Mafic enclaves occur in a variety of geologic and tectonic settings and play an important role in the crustal evolutionary processes.  The geochemistry of the mafic xenoliths from Baspa valley of Himachal Pradesh, India has been investigated to characterize their protoliths on the basis of immobile elements, especially trace elements including REE.  The mafic xenoliths occur within the Kinnaur Kailash Granite (KKG). They are elongated in shape with commonly 5-10 cm length, although a few of them attain surface dimensions of even 20-100 cm. These xenoliths are fine-grained and massive to foliated, sometimes with thin felsic stringers parallel to layering. Contact between host granite and mafic xenolith is sharp. They are comprised of clinopyroxene, hornblende, plagioclase, quartz, ilmenite, sphene, ±orthopyroxene, ±garnet.  Hornblende constitutes the dominant mineral of the mafic xenoliths, it occurs as a well-developed matrix mineral and as a cleavage-less massive retrograde mineral around clinopyroxene. Mineral chemistry of the hornblende shows that they are of magnesio-hornblende, ferro-hornblende to ferro-tschermakite variety. Orthopyroxene when present occurs as both discrete grains and microscopic needles exsolved parallel to prismatic cleavage of the clinopyroxene host. Garnetiferrous mafic xenoliths display coronae of garnet around plagioclase and clinopyroxene, and of sphene around ilmenite. The most common retrograde mineral is hornblende, retrogression is distinctly observed as corona textures such as, garnet around clinopyroxene and/or plagioclase, sphene around ilmenite, and hornblende around clinopyroxene.

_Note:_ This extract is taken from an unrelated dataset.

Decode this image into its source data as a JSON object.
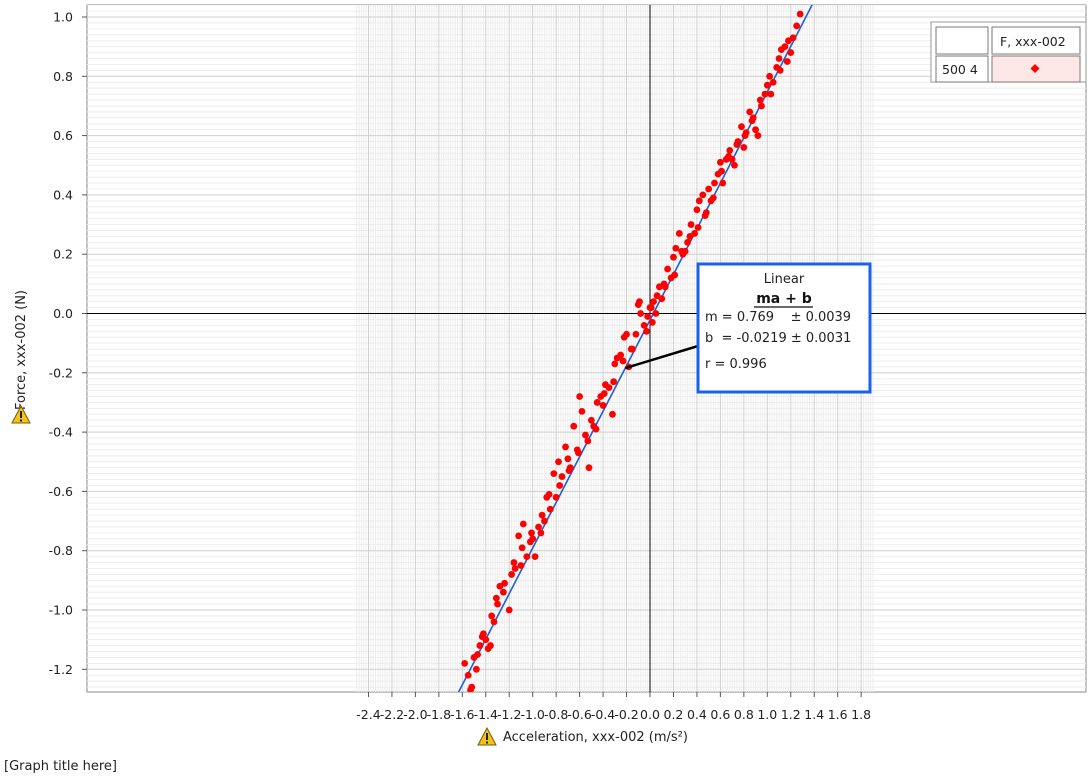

Their geochemistry show that they have tholeiitic nature with basaltic composition. Compositionally, they range from ‘depleted’ to ‘enriched’ MORB as observed on the binary diagrams of Ti vs V and Zr vs Ti and on ternary diagrams of Zr-Ti-Y and Th-Zr-N.  Likewise, they match with various enriched or ‘transitional’ MORB types as evident from their Zr vs Nb binary plot. Their enriched character when compared with N-MORB, E-MORB and OIB rocks on chondrite and primordial mantle normalized plots reveals that it is intermediate to that of E-MORB and OIB. The geochemistry of the rocks suggest that the enriched components are probably derived by melting of a mantle source with E-MORB or OIB rather than due to the crustal contamination. The study carried out emphasize that the mafic xenoliths have developed in rift environment, and that they are not volcanic rocks of island arc related to subduction tectonics. It is visualized that the mafic xenoliths were formed as cumulate rocks from the tholeiitic magmas that were rising to lower crust levels in a rift environment, which at a later stage got entrapped as restitic material in the host Kinnaur Kailash Granite formed in a collision environment, and propose a change of regime from rift related to collision environment prior to Palaeozoic period.

Summarizing the overall implications of the studies carried out on the mafic xenoliths of Baspa valley of Himachal Pradesh, it can be suggested that, the region under study had experienced change of regime from rift environment to collision environment prior to Paleozoic period. The mafic xenolith were formed as cumulate rocks from the tholeiitic magmas that were rising to lower crust levels in a rift environment, which at latter stages occurred as restitic material within the host Kinnaur Kailash Granite (KKG) that were formed in a collision environment during Paleozoic times. However, the enigma of age of mafic xenolith from Baspa valley can be resolved only by dating them.  The geochemical comparison of mafic xenolith under study with metabasites from other parts of Himalaya further strengthen our view of mafic xenolith formation in a rift environment.